Guns N’ Roses, “Welcome to the Jungle” guitars 

It’s the echoed, descending guitar line that’s rocked hundreds of arena-rock concerts and thousands of stadium sporting events. Played, of course, by Slash (in the right channel), who is now not only a six-string legend but also a brand. At 0:09 bluesy, laid-back bends (in the left channel) introduce the least famous member of Guns N’ Roses’ 1987-1991 prime lineup, Izzy Stradlin. Around 0:18 Slash returns to windmill chords in time with Stradlin. Then, at 0:32, the duo merge into the savage riff that gives “Jungle” so much attitude you could play it on a kazoo and sound like a badass. It’s fascinating to hear how the two guitarists' slighting differing rhythm add to the song’s serpentine hiss. And during an era when Spandex guitar-flash was de rigor, Slash’s well-paced, soulful solos, which begin at 1:34 and 2:39, initiated a welcome return to more tasteful playing.

Led Zeppelin, “Fool in the Rain” drums

Led Zeppelin is one of few bands where a case can be made for each musician in the group being the best ever at their respective primary instrument within the rock genre. Of all of them, John Bonham probably comes closest to earning such an accolade. The main dusky shuffle on “Fool in the Rain” — which starts here at 0:14 — is hardly byzantine. But Bonham’s pocket was huge and a major reason Zep moved so many people. And check out the roll at 1:26 and 2:10, a hook onto itself, leading into jazz-cymbal technique. While Bonzo’s groove never stops, unfortunately this isolated track ends before the song’s vibrant samba coda begins.

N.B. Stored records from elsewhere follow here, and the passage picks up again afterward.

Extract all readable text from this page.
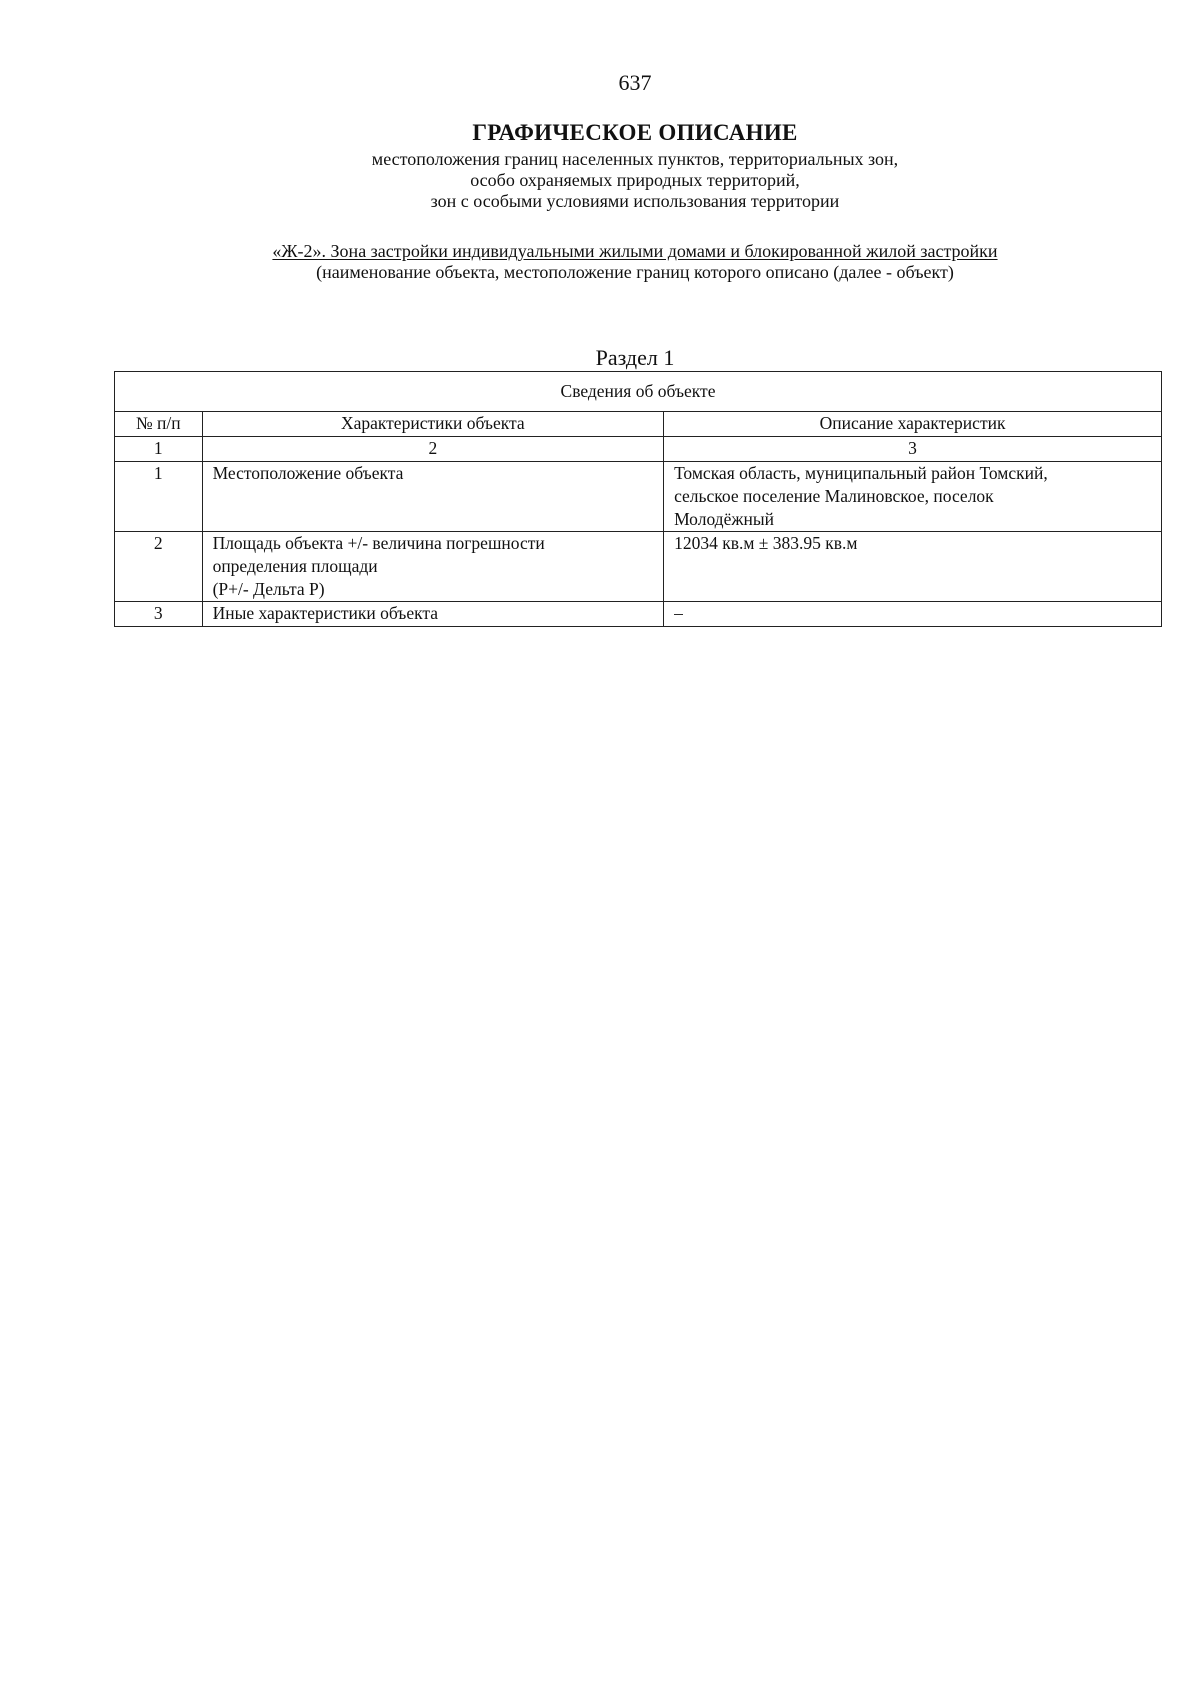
637
ГРАФИЧЕСКОЕ ОПИСАНИЕ
местоположения границ населенных пунктов, территориальных зон,
особо охраняемых природных территорий,
зон с особыми условиями использования территории
«Ж-2». Зона застройки индивидуальными жилыми домами и блокированной жилой застройки
(наименование объекта, местоположение границ которого описано (далее - объект)
Раздел 1
Сведения об объекте		
№ п/п	Характеристики объекта	Описание характеристик
1	2	3
1	Местоположение объекта	Томская область, муниципальный район Томский,
сельское поселение Малиновское, поселок
Молодёжный

2	Площадь объекта +/- величина погрешности
определения площади
(P+/- Дельта P)	12034 кв.м ± 383.95 кв.м

3	Иные характеристики объекта	–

Heart, “Barracuda” lead vocal

This is where Ann Wilson out-Robert-Plants Robert Plant. The Heart singer scorches her microphone with a Valkyrie yelp, first introduced at 0:24 and 0:31 on “Barracuda,” sister-led band Heart’s flagship number. Like a lot of hard rock vocal tracks, this one is doused in echo, which add to the powerful, airborne aesthetic of Wilson’s pipes. With most of the instrumentation out of the mix, some curious references to porpoises in the lyrics are easier to make out — but hey, try to read some of Plant’s Tolkien-inspired Zeppelin lyrics without laughing out loud.

Nirvana, “Smells Like Teen Spirit” vocals

There’s 38 seconds of complete silence at the beginning… then that eloquent rasp eases in. Twenty years after his death, Kurt Cobain’s vocals still sound as stirring as ever, especially when isolated from Nirvana’s punk-metal stomp. The multi-tracked hello, hello, hello, how-lows sound much more out-there unaccompanied. It’s also interesting hearing the numerous punch-ins on the track. Cobain’s acidic howl ignites the song’s chorus beginning at 1:10, and from 4:34 on, it’s all catchy catharsis.

Rush, “YYZ” drums

Did you really think we were going to omit this virtuosic Canadian power-trio? Prepare to enter sensei Neil Peart’s drum dojo. To avoid receiving angry corrective emails from, we're going to steer clear of any technical descriptions of Peart’s playing on this instrumental tune from Rush’s breakthrough 1981 LP Moving Pictures. But in nontechnical terms, the “YYZ” drums evoke trigonometry, jazz, boxing and Keith Moon being hybridized in centrifuge.